Describe the situation. What do you want to change about it? The more specific, the better. Instead of making a general call to “stop bullying” nationwide, petition your school or local city leaders to institute an anti-bullying policy.
Example: “Smoking is currently allowed right outside of day care centers in Miami. We'd like it to be banned in these areas.”
2. WHY...do you want to change it?
What is the impact of this change? And why should OTHER people care about it? Most successful petitions resonate on an emotional level. Consider including a personal story, compelling photos, or a shocking statistic to ensure a wide range of public support for your cause.
Example: “Secondhand smoke kills 46,000 non-smokers a year, and children are more susceptible.”
3. WHO...do you want to petition about it?

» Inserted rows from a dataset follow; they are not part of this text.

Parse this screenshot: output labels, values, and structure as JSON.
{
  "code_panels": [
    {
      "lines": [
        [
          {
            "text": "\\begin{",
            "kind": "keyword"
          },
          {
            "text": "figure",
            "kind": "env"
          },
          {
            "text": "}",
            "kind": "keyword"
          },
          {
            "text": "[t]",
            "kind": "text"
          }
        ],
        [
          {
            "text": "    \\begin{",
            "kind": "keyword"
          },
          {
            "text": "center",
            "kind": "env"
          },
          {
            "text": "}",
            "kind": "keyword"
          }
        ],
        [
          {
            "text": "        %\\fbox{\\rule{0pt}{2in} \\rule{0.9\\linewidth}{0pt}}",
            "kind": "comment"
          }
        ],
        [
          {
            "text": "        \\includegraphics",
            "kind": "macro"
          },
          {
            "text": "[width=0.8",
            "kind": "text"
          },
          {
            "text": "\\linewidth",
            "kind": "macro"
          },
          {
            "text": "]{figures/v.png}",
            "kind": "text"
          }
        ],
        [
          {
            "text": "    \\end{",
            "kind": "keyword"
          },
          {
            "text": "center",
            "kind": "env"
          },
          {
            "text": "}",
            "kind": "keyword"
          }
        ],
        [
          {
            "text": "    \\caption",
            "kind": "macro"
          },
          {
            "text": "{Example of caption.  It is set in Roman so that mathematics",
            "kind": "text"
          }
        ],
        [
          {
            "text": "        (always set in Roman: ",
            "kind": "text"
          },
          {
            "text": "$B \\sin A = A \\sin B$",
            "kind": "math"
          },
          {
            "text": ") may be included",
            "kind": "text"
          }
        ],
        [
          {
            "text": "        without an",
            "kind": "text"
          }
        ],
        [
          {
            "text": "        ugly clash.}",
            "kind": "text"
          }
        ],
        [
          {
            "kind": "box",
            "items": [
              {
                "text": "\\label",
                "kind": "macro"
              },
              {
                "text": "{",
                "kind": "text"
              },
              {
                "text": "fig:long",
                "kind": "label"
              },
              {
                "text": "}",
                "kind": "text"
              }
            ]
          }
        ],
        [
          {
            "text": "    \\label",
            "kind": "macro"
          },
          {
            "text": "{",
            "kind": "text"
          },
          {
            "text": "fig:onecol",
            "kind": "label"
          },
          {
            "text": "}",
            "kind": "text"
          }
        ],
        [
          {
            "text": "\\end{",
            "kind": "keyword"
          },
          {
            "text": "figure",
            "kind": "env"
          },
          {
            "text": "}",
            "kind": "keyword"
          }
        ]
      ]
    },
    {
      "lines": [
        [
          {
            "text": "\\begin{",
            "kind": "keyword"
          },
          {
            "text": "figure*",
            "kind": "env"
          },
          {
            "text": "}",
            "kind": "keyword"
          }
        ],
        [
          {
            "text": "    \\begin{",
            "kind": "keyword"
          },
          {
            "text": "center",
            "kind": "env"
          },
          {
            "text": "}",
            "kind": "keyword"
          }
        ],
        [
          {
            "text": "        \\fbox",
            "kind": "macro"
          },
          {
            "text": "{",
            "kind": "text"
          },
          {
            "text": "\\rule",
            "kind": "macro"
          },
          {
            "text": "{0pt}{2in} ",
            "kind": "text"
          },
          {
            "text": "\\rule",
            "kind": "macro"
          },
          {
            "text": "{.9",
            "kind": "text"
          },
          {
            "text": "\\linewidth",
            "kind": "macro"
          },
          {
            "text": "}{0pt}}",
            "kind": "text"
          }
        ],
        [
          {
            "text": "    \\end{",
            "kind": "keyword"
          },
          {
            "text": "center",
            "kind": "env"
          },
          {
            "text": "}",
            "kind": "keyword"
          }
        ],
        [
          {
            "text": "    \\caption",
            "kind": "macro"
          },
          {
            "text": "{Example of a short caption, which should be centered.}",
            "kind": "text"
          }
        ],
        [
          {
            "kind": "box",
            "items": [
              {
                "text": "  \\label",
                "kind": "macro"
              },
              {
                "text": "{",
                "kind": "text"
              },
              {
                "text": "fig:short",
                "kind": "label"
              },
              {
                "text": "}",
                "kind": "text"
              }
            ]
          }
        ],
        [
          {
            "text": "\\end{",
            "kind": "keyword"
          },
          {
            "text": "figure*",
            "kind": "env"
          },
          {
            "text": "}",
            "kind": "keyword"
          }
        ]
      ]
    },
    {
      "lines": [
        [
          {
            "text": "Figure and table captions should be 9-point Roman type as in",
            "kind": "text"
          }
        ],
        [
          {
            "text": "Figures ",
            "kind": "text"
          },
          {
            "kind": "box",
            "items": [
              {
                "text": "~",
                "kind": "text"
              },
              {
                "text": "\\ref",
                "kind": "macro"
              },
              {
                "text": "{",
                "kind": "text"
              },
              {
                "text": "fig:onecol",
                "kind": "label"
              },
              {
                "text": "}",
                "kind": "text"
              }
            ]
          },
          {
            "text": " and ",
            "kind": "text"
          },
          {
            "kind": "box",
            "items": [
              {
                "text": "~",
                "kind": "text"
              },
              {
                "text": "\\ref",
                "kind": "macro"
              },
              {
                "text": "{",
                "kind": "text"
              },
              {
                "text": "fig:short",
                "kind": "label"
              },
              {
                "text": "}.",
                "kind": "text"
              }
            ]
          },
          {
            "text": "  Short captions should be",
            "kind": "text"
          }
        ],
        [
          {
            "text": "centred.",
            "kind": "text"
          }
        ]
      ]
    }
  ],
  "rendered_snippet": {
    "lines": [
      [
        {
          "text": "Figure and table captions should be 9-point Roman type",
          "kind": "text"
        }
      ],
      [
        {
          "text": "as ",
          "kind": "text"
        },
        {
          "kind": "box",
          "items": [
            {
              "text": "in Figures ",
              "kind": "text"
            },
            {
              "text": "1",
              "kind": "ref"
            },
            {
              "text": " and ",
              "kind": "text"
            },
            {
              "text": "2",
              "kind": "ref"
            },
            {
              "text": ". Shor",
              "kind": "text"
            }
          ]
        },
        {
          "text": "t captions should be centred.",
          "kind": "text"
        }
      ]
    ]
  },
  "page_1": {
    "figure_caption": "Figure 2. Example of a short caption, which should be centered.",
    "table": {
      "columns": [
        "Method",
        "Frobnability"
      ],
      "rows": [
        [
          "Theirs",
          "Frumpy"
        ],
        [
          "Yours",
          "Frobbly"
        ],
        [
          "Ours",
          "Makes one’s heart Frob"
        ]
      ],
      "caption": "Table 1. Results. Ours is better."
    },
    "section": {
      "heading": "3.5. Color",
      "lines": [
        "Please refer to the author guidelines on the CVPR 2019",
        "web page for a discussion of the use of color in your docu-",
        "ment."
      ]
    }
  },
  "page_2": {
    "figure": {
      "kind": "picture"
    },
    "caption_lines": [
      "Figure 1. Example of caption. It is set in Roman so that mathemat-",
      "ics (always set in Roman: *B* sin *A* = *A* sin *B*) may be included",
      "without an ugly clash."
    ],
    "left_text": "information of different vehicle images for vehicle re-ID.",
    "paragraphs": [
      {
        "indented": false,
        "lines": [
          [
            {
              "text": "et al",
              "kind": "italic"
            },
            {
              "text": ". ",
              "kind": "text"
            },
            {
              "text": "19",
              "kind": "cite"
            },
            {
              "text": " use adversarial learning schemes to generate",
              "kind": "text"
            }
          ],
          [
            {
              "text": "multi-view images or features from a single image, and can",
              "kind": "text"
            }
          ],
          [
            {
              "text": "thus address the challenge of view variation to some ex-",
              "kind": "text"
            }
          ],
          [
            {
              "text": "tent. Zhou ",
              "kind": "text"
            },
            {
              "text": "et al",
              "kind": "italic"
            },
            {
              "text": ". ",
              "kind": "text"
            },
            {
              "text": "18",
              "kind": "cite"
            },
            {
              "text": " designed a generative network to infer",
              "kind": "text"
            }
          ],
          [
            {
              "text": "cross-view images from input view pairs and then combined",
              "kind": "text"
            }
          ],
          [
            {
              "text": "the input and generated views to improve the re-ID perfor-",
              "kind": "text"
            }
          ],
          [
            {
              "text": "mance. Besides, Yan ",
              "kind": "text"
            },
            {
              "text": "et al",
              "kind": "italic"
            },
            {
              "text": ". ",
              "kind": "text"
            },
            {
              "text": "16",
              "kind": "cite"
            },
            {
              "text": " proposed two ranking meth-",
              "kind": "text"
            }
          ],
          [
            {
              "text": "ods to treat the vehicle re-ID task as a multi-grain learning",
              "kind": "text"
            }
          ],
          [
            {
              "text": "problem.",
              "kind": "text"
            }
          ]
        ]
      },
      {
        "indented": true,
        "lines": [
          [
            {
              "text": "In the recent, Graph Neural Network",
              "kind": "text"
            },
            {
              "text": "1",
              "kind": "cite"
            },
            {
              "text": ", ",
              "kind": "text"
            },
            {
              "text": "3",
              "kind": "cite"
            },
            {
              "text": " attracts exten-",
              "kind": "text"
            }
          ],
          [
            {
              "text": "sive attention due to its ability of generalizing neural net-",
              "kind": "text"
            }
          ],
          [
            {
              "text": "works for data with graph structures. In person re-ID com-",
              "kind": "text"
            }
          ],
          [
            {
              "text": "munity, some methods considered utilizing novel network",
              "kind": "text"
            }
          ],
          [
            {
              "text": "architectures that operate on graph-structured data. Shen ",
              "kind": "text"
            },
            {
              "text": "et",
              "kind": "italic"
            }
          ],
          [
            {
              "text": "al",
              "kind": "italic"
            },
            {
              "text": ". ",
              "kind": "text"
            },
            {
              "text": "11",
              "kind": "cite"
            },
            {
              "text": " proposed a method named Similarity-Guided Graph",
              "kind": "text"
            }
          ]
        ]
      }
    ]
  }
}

Who is able to effect the change you want? Your target should be a clearly-defined person, entity, or organization. Research to find those in the best position to make the impact you want to see (and potentially others who may influence them further). Petitioning specific school officials or student body leadership is a good idea if you’re proposing a smoking ban on your college campus. Petitioning my mom or President Obama about it, not so much.
Example: “Miami Mayor Tomás Regalado.”
4. HOW...would you like them to make that change?
What are you actually asking your target to DO? Your petition should give them a clear, deliverable call to action. Asking someone to run a food drive is a much more effective request than asking them to just “end hunger.”
Example: “Institute a public health initiative that restricts smoking near day care centers in Miami.”
Once you’ve answered those, write up the petition! Set a target number of signatures (one that is realistic but persuasive) and come up with a plan to deliver the petition once it’s reached.